Ministry of Defence

From 1946 to 1964 five Departments of State did the work of the modern Ministry of Defence: the Admiralty, the War Office, the Air Ministry, the Ministry of Aviation and an earlier form of the present Ministry of Defence. These departments merged in 1964, apart from the defence functions of the Ministry of Aviation which were merged into the Ministry of Defence in 1971.

The main purpose of the Ministry of Defence in the early 1950s was to co­ordinate the three services. At this point in its history it did not have the powers that it would later have. Duncan Sandys was appointed Minister in 1957 by Macmillan, and was given much extended powers. He is remembered for his 1957 Defence White Paper, which was (unfairly) blamed for the demise of a large part of the aircraft industry. It would be more correct to say that Sandys was the first to articulate changes that were inevitable and probably overdue.

The Ministry of Defence did have considerable influence on policy by means of the extremely powerful DRPC. It was this committee that decided general defence policy needs and hence which projects should proceed. The cancellation of the rocket interceptors was a direct consequence of a change in policy initiated by the DRPC, and the requirement for a ballistic missile originated with the DRPC.

The Treasury

The final arbiter was the Treasury. For a project such as Blue Streak, which could be considered as one of national priority, considerable delays were incurred as a result of Treasury refusal to release funds. The Spadeadam facilities were delayed for some six months as a consequence of Treasury reluctance, as this memo from the Ministry of Defence indicates.

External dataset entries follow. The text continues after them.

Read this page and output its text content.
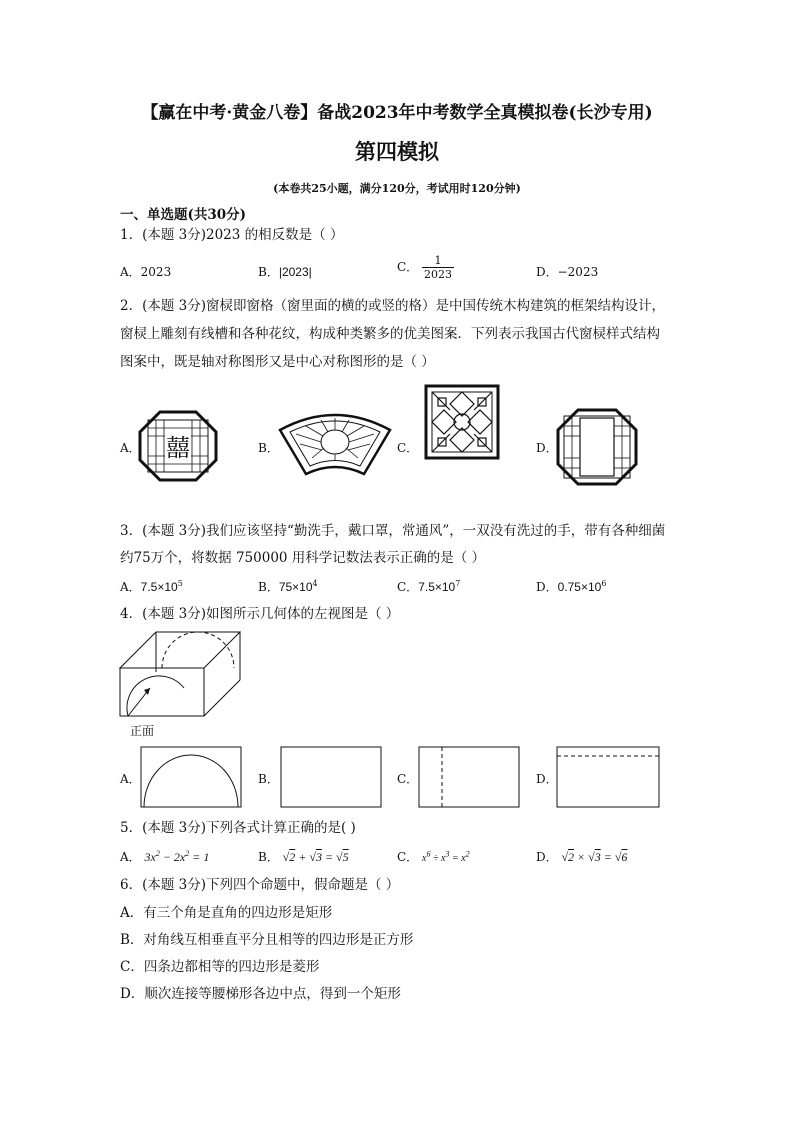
【赢在中考·黄金八卷】备战2023年中考数学全真模拟卷(长沙专用)
第四模拟
(本卷共25小题，满分120分，考试用时120分钟)
一、单选题(共30分)
1．(本题 3分)2023 的相反数是（ ）
A．2023	B．|2023|	C． $\frac{1}{2023}$	D．−2023
2．(本题 3分)窗棂即窗格（窗里面的横的或竖的格）是中国传统木构建筑的框架结构设计，
窗棂上雕刻有线槽和各种花纹，构成种类繁多的优美图案．下列表示我国古代窗棂样式结构
图案中，既是轴对称图形又是中心对称图形的是（ ）
A． 囍	B．	C．	D．
3．(本题 3分)我们应该坚持“勤洗手，戴口罩，常通风”，一双没有洗过的手，带有各种细菌
约75万个，将数据 750000 用科学记数法表示正确的是（ ）
A．$7.5\times 10^5$	B．$75\times 10^4$	C．$7.5\times 10^7$	D．$0.75\times 10^6$
4．(本题 3分)如图所示几何体的左视图是（ ）
正面
A．	B．	C．	D．
5．(本题 3分)下列各式计算正确的是( )
A． $3x^2 - 2x^2 = 1$	B． √2 + √3 = √5	C． $x^6 \div x^3 = x^2$	D． √2 × √3 = √6
6．(本题 3分)下列四个命题中，假命题是（ ）
A．有三个角是直角的四边形是矩形
B．对角线互相垂直平分且相等的四边形是正方形
C．四条边都相等的四边形是菱形
D．顺次连接等腰梯形各边中点，得到一个矩形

You will remember that in February the Minister of Supply wrote to you in connection with the project to develop a rocket testing site in Spadeadam and emphasised the necessity of settling as quickly as possible the fate of our medium range ballistic missile project. We agreed at the time that nothing should be done about this letter since we had not yet settled the problems raised by the Long Term Defence Review. The Ministry of Supply, however, are now being held up by Treasury refusal to agree any expenditure at Spadeadam until the Financial Secretary has seen your reply to the Minister of Supply’s letter of 15th February [1956].2

Sir Frederick Brundrett, Chief Scientist at the Ministry of Defence and chairman of the DRPC, wrote:

There is no doubt whatever that the political uncertainties stemming originally from the reports of the meeting at Chequers, and particularly the bitter hostility of the Exchequer and the Treasury to the project, have contributed to the difficulties, and in particular, specifically caused the work at Spadeadam to proceed at a speed less than the maximum that would have been possible had money been available.3

Again, an excerpt from a minute to the Minister of Defence in October 1957 reads:

During most of 1956 we were defending the very existence of Blue Streak against savage attacks by the Treasury.4

But amidst the controversy the military case was being made that

the conclusion from these arguments is that of all the weapons under consideration only the ballistic missile looks like having a reasonable chance of remaining comparatively invulnerable by 1970. What is more the firing sites for ballistic missiles will be difficult targets to destroy. It is clear, therefore, that unless we change our present policy of maintaining continuously in being an effective contribution of our own to the strategic deterrent, we must retain in the programme the ballistic missile.5

If, in 1957, Britain intended to maintain its deterrent, then it needed a ballistic missile, and Blue Streak was the only option, whatever the Treasury might have thought. Often delays meant that, in the long run, the whole project cost even more. Then came the financial crisis of 1958, when the entire Government

Treasury team resigned in protest at the size of public spending. £100 million had to be cut from Government expenditure, with the consequence that Macmillan wrote to the Minister of Defence and the Chancellor in December 1958: ‘on Blue Streak we should take all steps to reduce expenditure which can be taken without giving any widespread impression that the approved programme is being abandoned or retarded. … of the order of £1M.’6

It is difficult to see why the Treasury seems to have opposed the project so bitterly: other defence programmes such as the V bombers or the nuclear programme had been equally costly. It is impossible to judge how such economies affected the project, but it would not be unreasonable to say that the first flight of Blue Streak would have been put back by at least six to twelve months by the delays imposed whilst obtaining Treasury clearance. The point was also made more than once by Sandys that such economies would mean that as a consequence of the delays, the system would be late in service, and its useful service life concomitantly reduced.